Caring for the Fabrics in our Charlotte Homes #4


Energy savers

In this post you will see that I saved the best saver until last.Save the environment—and your wallet—with a few easy changes to your laundry routine  Wash clothes in cold or warm water instead of hot. According to the California Energy Commission, 85-90% of the energy used by washing machines goes to heat the water. And washing in cold gets your clothes just as clean as hot. Tide Coldwater, the first detergent specially formulated for energy-saving, has the same stain-fighting power as the original.  Pre-treat stains and presoak very soiled items so you don't have to put them through the washer twice.  Hang dry laundry to reduce your electric dryer use. If weather prevents you from line-drying outside, buy a drying rack to use indoors. Or buy a tension rod and hang garments on plastic hangers in a doorway or alcove.  Don't over-dry clothes—it wears your clothes out faster and uses more energy. Use the auto-dry feature if you have one, or set the timer for shorter intervals and check clothes to see if they're done.  Pull clothes out of the dryer while still damp and hang them up. They will dry with fewer wrinkles, reducing the amount of ironing you normally do.  Clean the lint filter in your dryer after every use—it improves air circulation so your dryer works more efficiently and quickly.

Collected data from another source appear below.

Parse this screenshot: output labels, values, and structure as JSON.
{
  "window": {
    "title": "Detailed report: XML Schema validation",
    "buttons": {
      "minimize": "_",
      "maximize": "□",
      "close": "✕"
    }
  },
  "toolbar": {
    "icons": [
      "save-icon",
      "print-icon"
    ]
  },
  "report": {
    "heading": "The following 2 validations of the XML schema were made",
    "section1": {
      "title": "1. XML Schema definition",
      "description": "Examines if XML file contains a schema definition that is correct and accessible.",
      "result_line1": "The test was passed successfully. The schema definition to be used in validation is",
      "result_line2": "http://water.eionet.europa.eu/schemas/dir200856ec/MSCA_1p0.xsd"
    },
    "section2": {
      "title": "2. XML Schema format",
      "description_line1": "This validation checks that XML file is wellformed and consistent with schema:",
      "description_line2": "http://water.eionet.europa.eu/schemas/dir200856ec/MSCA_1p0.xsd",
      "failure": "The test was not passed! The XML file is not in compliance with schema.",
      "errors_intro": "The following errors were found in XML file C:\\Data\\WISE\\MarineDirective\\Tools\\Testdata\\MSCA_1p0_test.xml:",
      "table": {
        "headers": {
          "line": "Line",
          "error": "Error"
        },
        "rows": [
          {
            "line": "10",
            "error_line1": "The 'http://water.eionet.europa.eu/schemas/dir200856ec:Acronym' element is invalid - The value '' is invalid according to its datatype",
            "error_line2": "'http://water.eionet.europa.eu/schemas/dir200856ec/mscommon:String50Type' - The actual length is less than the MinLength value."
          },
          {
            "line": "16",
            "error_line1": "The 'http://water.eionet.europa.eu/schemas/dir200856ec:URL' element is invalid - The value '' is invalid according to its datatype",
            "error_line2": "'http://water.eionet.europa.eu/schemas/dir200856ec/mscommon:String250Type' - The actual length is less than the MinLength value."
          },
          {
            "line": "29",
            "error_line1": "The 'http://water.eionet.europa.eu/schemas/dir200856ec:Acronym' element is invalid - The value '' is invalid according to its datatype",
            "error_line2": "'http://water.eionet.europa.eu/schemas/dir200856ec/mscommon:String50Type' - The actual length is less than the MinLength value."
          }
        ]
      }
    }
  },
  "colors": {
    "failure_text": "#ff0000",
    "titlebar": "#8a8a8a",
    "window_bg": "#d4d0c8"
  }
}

This last peice of advice comes with aprice tag, but the benefits soon out weigh the price.

This item will cut your laundry costs every time you turn your washer on, cause your fabrics to be fluffier, brighten and get out soils far eeasier than conventional means.

In December we invested in a residential ozone injection unit for our washer. Joannie was very skeptical. By adding this small wall unit which puts ozone into the incoming water, we now wash with the hot water diconnected, and never add an ounce of laundry soap in a normal cycle, How much could you save every week with this laundry helper?

Where can you get one of these units? There a few suppliers : Laundry Pure by Vollara and o3 Pure among others.

What do they cost?  $300 - $700.

Are they worth it? No soap, no hot water, easier on the fabrics? oh yes.

Just some thoughts because We care about the Fabrics of our homes and the Air we breathe.